Many younger members of her community have run afoul of the criminal justice system, she said.
Robinson and his staff worked with those defendants “to either hold them accountable, or to have (them receive) services, or to send them to places where they’d have access to services,” Hussein said. “Today they thrive, they’re good citizens and they abide by the laws of this state and this country.”
Farmington criminal defense lawyer Woody Hanstein told the committee he has dealt with Robinson on the other side of the courtroom for decades and has always known him to consider all sides of a case before taking a position as prosecutor.

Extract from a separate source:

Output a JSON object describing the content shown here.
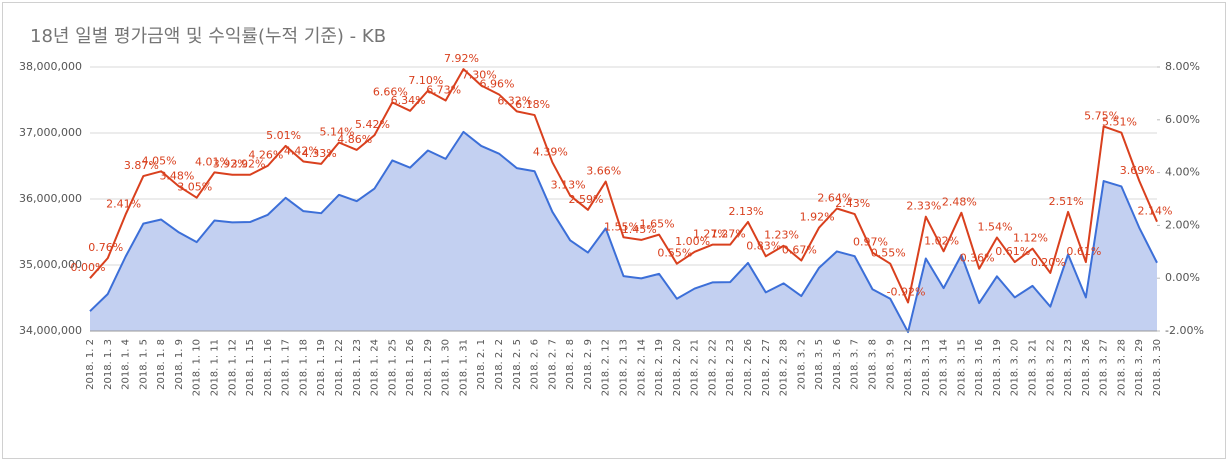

“You could not find a more fair-minded person, I think, to assume the position of a district court judge, and I think that the state’s lucky for it,” Hanstein said.
Elizabeth Ward Saxl, executive director of the Maine Coalition Against Sexual Assault, said Monday her organization “and the victim service providers we represent believe that District Attorney Andrew Robinson is an excellent choice for the bench.”
Walter McKee, a criminal defense lawyer in Augusta, said he has known Robinson for his entire career.
“It was clear from the start that he was not only a very talented and intelligent prosecutor who’s also very fair to deal with,” McKee said. “When Andy said something, you could really take it to the bank because you knew that he was a person of his word. Integrity really means everything in the practice of law. And he had integrity.”
McKee continued: “Perhaps even more importantly, Andy has always had a great deal of humanity when dealing with all the many cases we see in the criminal practice that involve people who’ve often made tremendous mistakes. As I often say, many defendants in criminal cases are just ordinary people involved in extraordinary circumstances. And Andy never lost sight of this when he handled a case.”
Gordon Smith, director of opioid response for the state of Maine, lauded Robinson for his role in working with Smith to secure funding in an effort to expand drug treatment and recovery courts into Franklin and Oxford counties.
The committee’s recommendation will next go to the Maine Senate for final vote on Robinson’s nomination.